Sono davanti alla porta di casa dei miei genitori. Non so come ci sono arrivata. L’ultima cosa che ricordo è che ero a casa mia e stavo pranzando. 

Suono il campanello. Niente. Provo un altro paio di volte. Nessuna risposta.

Abbasso la maniglia. La porta si apre.

Pigio l’interruttore della luce ma, per quanto insista, non si accende nessuna lampadina. Per fortuna è pomeriggio e il sole è ancora alto.

«Mamma!» urlo dall’ingresso. «Ci sei?»

Che sia successo qualcosa? Mi affretto per il corridoio che conduce alla zona notte. Nella loro camera non c’è nessuno, e il letto è intatto. Raggiungo la mia vecchia cameretta. Ricordavo che l’avessero smantellata per far posto alla badante di mio padre, ma invece è esattamente com’era quando vivevo da loro. I due letti singoli con le testiere di velluto rosa, i mobili in stile rococò e il lampadario di cristallo a fiori colorati. Tutto come papà aveva desiderato per le sue principessine.

Sento dietro di me un rumore di passi. Mi volto. Mio padre è sulla soglia. 

Ha avuto un emiparesi, non dovrebbe più essere in grado di camminare se non con il bastone, ma invece mi viene incontro senza neanche zoppicare.

«Giulia…» Mi guarda come se mi vedesse per la prima volta. «Ti trovo bene, sei cresciuta».

Mio padre non mi parla così, anzi, a malapena lo fa. In genere borbotta tra sé come se non esistessi, o al massimo urla.

«Papà?» chiedo esitante. Si comporta in modo strano, cosa vuol dire che sono cresciuta?

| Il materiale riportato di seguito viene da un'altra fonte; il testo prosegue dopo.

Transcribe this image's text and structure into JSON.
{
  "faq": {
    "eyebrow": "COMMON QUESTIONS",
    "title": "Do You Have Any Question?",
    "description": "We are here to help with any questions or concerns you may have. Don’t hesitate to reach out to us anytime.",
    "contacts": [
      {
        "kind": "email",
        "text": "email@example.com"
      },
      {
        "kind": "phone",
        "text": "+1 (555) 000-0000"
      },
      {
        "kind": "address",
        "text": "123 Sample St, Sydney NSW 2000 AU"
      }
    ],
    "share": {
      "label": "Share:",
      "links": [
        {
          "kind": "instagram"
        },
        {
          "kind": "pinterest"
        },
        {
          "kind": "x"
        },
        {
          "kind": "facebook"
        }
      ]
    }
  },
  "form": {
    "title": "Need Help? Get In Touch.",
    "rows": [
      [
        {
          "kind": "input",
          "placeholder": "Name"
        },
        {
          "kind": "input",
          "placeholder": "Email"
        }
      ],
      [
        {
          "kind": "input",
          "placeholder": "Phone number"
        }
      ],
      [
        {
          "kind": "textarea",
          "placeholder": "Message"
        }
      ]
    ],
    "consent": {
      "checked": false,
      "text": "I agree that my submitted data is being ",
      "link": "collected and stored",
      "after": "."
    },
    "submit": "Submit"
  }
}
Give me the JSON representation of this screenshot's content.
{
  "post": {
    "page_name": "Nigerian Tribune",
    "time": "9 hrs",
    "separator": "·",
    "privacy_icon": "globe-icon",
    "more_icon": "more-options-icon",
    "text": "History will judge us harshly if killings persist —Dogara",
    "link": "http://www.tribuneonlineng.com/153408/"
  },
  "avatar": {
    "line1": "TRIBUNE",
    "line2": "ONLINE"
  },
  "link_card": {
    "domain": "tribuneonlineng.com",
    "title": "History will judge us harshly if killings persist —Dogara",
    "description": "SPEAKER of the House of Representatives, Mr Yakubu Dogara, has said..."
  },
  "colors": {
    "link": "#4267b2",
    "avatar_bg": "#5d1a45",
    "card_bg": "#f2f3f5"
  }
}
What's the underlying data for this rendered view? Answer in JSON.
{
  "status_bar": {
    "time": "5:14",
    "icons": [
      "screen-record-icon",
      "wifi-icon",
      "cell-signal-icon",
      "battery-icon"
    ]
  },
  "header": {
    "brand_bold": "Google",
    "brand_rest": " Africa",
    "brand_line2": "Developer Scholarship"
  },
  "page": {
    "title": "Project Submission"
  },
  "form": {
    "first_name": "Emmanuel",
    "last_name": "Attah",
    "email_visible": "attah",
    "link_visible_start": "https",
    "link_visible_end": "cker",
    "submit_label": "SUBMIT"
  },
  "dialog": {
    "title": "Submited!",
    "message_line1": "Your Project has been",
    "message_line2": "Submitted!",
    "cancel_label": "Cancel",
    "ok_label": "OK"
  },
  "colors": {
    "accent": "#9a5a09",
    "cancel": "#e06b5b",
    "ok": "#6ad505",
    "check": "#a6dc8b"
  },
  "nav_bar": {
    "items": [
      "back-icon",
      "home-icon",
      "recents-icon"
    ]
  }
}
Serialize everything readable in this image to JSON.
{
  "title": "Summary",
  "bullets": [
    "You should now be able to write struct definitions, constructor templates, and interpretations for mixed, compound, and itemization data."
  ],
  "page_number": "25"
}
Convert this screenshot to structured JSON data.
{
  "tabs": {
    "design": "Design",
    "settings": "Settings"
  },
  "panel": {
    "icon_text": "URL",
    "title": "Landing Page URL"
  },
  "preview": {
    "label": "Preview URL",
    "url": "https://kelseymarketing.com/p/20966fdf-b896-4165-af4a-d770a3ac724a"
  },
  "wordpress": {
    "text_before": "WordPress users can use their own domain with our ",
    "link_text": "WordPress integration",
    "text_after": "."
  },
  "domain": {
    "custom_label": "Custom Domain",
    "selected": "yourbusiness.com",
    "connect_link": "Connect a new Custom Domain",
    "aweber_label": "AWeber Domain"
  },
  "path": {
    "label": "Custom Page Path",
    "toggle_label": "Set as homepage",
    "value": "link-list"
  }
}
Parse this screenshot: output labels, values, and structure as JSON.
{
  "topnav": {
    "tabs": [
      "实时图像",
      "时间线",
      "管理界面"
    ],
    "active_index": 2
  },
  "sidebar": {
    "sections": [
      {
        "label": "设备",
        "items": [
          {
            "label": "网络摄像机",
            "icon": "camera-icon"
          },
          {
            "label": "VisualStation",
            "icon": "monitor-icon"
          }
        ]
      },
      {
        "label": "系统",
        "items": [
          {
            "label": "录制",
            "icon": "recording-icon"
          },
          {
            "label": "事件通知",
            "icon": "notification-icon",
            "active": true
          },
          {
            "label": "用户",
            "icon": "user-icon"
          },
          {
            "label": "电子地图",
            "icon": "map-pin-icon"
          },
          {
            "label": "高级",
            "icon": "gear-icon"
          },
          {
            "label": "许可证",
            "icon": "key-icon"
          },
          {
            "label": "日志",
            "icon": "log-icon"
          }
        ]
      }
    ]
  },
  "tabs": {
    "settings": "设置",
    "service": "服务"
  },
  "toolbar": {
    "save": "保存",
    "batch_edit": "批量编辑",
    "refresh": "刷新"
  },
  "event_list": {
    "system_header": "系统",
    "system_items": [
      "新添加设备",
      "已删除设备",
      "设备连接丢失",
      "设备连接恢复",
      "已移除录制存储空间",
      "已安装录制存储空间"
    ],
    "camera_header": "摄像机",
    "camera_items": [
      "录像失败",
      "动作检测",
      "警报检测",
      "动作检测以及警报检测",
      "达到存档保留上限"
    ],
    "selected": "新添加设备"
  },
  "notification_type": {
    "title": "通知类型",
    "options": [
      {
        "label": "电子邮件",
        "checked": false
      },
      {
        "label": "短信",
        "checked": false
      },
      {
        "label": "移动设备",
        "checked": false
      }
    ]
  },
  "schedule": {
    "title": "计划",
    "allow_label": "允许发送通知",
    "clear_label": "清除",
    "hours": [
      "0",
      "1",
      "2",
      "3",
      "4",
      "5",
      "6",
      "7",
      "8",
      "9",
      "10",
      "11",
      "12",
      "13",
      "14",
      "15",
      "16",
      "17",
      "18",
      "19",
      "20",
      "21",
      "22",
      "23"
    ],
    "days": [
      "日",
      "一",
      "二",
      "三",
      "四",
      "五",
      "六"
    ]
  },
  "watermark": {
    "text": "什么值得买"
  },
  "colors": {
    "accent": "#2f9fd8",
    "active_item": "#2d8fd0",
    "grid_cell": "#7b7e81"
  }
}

Si avvicina ancora e sfiora la mia guancia con la sua. Sa di tabacco e shampoo alla mela verde, il suo preferito. 

«Ti chiedo scusa» mi sussurra. «Non volevo andare, sono stato costretto».

«Papà, di che parli? Dov’è la mamma?»

«Prenditi cura di lei». Il suo tono è lieve. «Sei una brava ragazza». Mi accarezza il viso e piange.

Mi sveglio di soprassalto. Sono seduta sulla poltrona di casa mia con il preventivo per il funerale di mio padre sul grembo. Ho il viso rigato di lacrime. E sento ancora il suo odore addosso.